Sloan took a sip of water, then gave a bitter smirk.
"Let’s be real. People remember MVPs, scoring leaders. Nobody talks about who led the league in boards. And me? I’m just a rebound guy who barely cracks ten points a night. That’s not star material."
"You’ve got it wrong," Ryan said. "Rodman became one of the greatest, a legend—because of rebounding. Career average? Barely ten points a game. But he pulled down double-digit boards, every night. Seven straight rebounding titles. Crazy stat lines like 10 points, 34 rebounds... even zero points, 28 rebounds..."

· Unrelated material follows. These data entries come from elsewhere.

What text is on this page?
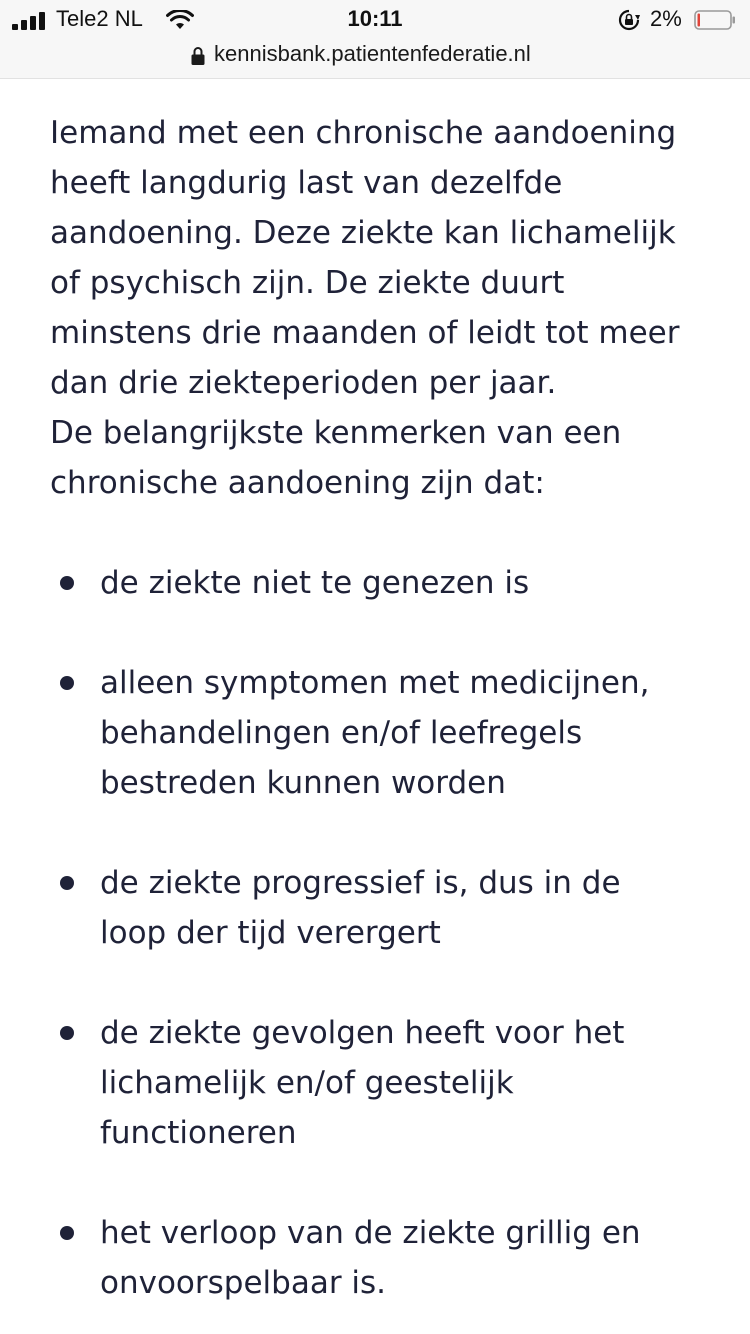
Tele2 NL	10:11	2%
kennisbank.patientenfederatie.nl

Iemand met een chronische aandoening
heeft langdurig last van dezelfde
aandoening. Deze ziekte kan lichamelijk
of psychisch zijn. De ziekte duurt
minstens drie maanden of leidt tot meer
dan drie ziekteperioden per jaar.
De belangrijkste kenmerken van een
chronische aandoening zijn dat:

de ziekte niet te genezen is
alleen symptomen met medicijnen,
behandelingen en/of leefregels
bestreden kunnen worden
de ziekte progressief is, dus in de
loop der tijd verergert
de ziekte gevolgen heeft voor het
lichamelijk en/of geestelijk
functioneren
het verloop van de ziekte grillig en
onvoorspelbaar is.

"Wait," Sloan cut in, frowning. "That does sound legendary, but... who the hell is Rodman?"
Ryan froze.
Shit.
Got too carried away—forgot this wasn’t his original world.
"Uh..." His mind raced. "Just some protagonist from a basketball web novel I read."
Sloan perked up, pulling out his phone. "What’s it called?"
"Forgot," Ryan said too quickly.
Sloan eyed him. "And that fire-ass quote you dropped earlier? From the same story?"
Ryan nodded. "Yep. Same one."
Fair enough. Hanamichi Sakuragi from Slam Dunk was based on Dennis Rodman anyway.
"I’ll try looking it up..." Sloan muttered, tapping at his screen.
He typed in "Rodman." Nothing relevant.
Then he searched the quote.
Still nothing.
"No matches."
"Maybe... the author thought it sucked and took it down," Ryan offered, a weak smile.
Sloan pocketed his phone. "Probably. Zero points with 28 boards? Sounds like bullshit anyway."
But the words kept echoing in his head:
"The one who controls the rebound, controls the game."
Seven-time rebounding champ?
Something ignited in his chest—like he’d just found a north star.